Why are Key Numbers Important in the NFL?
by Trevor Whenham - 10/19/2006
When you are betting on football, the spread you get is at least as important as the team that you choose. A lot of research, effort and experience go into setting lines, so they are often very close to the final outcome. The time you put into shopping for the best odds before you make your bet -- even if you can find just a half point difference -- can make the difference between cashing in and crying about what could have been. Shopping lines helps you find the best value that can make you a winner. To do your best shopping, one key fundamental concept you have to be aware of is key numbers.
Key numbers are simply the most common margin of victories in football games. A team can win or lose a game by almost any number of points (my alma mater once lost by 105), but there are some margins that are considerably more likely. The most common key number is 3. In the last decade, about 15 percent of NFL games have been decided by this margin. The reasons for this are obvious - both the last second field goal to win a game and an overtime field goal give us this margin. If a game is tied in the last few minutes you can be fairly sure it will be won by a field goal. In decreasing order of frequency other key numbers include 7, 10, 4, 6. The last two might seem less obvious, but 4 is a touchdown minus a field goal, and 6 is two field goals, a missed conversion, or a touchdown in overtime since they don't kick converts in extra time. 8.7 percent of games in the NFL are decided by 7 points and about 6 percent have a 10 point gap, so just short of one third of games end with a spread of either 3,7 or 10. These numbers have proven more than accurate in recent weeks in the NFL - 6-of-14 games were decided by those gaps in week five, and 5-of-13 in week six.
When it comes to a spread, the key numbers are obviously very important. If a game falls right on the number, then all bettors get their money back, regardless of whish team they bet on. That makes the difference between a 2.5-point spread and a 3-point spread very significant. The former spread will always have an outcome, while in about one-sixth of games money will be refunded on the latter spread. That makes getting in at the right time important. If you like a favorite to win by at least a field goal, you would much prefer a 2.5 spread than a 3 because it gives you that many more chances to win. There is no point in waiting until it moves to 2, because two is not a key number, so the advantage of being at 2 is much less than the disadvantage of being on 3. If you liked the underdog in the same game then you may want to wait to see if the spread will move to the key number so that the favorite has to beat you by more than a field goal.

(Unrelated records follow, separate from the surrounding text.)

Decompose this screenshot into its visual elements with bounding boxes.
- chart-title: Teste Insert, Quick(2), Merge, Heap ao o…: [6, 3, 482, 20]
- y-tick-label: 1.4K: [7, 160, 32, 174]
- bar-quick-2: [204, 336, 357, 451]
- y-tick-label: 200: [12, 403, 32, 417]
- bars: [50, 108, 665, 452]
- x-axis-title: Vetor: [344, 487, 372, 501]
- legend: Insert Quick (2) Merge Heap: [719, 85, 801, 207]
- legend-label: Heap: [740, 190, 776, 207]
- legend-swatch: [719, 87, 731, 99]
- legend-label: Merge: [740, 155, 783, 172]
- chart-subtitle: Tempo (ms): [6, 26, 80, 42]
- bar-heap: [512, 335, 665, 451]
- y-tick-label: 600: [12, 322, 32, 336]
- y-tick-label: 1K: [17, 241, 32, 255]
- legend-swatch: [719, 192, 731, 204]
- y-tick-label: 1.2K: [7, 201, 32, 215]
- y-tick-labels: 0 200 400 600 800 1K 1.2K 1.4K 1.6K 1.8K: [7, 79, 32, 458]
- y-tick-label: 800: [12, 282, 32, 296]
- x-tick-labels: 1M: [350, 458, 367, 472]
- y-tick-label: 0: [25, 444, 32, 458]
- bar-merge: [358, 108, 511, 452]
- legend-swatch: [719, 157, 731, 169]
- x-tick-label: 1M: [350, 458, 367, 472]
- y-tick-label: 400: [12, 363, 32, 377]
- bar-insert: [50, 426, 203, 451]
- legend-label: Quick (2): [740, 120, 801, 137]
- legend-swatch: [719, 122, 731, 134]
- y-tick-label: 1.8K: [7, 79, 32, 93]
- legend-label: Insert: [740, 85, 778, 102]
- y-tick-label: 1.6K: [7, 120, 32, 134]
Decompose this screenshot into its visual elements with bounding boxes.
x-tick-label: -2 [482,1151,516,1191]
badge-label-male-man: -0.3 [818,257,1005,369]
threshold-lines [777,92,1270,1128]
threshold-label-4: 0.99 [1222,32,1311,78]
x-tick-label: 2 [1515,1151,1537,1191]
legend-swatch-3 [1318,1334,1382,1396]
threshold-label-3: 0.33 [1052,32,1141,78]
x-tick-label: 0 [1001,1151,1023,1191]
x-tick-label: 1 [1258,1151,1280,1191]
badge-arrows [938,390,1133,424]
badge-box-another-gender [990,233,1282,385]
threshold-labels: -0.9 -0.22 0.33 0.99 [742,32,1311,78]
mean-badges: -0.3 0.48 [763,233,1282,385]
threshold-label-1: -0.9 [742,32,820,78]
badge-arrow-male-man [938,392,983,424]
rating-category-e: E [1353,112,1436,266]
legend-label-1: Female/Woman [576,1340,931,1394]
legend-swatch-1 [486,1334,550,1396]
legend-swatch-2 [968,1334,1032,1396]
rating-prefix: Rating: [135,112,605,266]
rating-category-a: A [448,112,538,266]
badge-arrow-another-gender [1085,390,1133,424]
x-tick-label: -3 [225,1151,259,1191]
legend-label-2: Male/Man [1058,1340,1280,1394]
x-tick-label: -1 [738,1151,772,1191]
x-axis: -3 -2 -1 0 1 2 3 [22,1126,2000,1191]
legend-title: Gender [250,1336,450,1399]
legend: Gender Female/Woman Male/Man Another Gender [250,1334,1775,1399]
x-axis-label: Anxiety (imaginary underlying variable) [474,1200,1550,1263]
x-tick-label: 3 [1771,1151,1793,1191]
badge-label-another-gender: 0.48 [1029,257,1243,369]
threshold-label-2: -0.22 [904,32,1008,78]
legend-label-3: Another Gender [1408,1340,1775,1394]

You only need to look at recent Super Bowls to see the real life impact of key numbers. In the 2000 Super Bowl the Rams started as 7-point favorites, but there was so much action on them that the number moved to 7.5. The game ended up at 23-16. With that move, a bet on St. Louis shifted from a push to a loss, and Tennessee bettors became winners if they waited. The next year, Baltimore was favored by a spread that moved from 2.5 to 3, which may have been an issue if Baltimore hadn't won by 27.
Conservative bettors can look at a key number as a way to hedge their bets. Say you like the favorite and you are fairly confident that they will win by more than a field goal. If the spread was 3.5, you would want to shop around for a 3 point spread. That way, not only do you get to win if your prediction is correct, but you would get your money back in about one game in six. At 3.5 you would lose those games that are won by a field goal, so the key number spread becomes an insurance policy.
For aggressive bettors, or those with deep bankrolls, key numbers, especially three, can create a profitable and low risk situation called middling. Say a spread starts at 2.5, but then must move up to 3 because the action isn't balanced. If the action remains heavy on the favorite the spread would eventually move up again to 3.5. If you can see this kind of situation developing, you would bet an amount on the favorite to win at 2.5 (let's say $110). If that spread eventually moves up to 3.5, you would then bet the same $110 on the underdog. That way, if the game is decided by more or less than three points you will win one bet and lose the other for a total investment of $220 and a payout of $210, or a loss of $10. If the game is won by three, however, you win both bets, so you're $220 bet yields a $200 profit. If you were to find this situation 100 times, statistics would show that you would lose about 85 times, for a loss of $850, but you would win about 15 times, for a profit of $3000 - a very good return for low risk. For this reason, books will stay on a key number longer than they will stay on other numbers to avoid a situation like this that can cause heavy losses.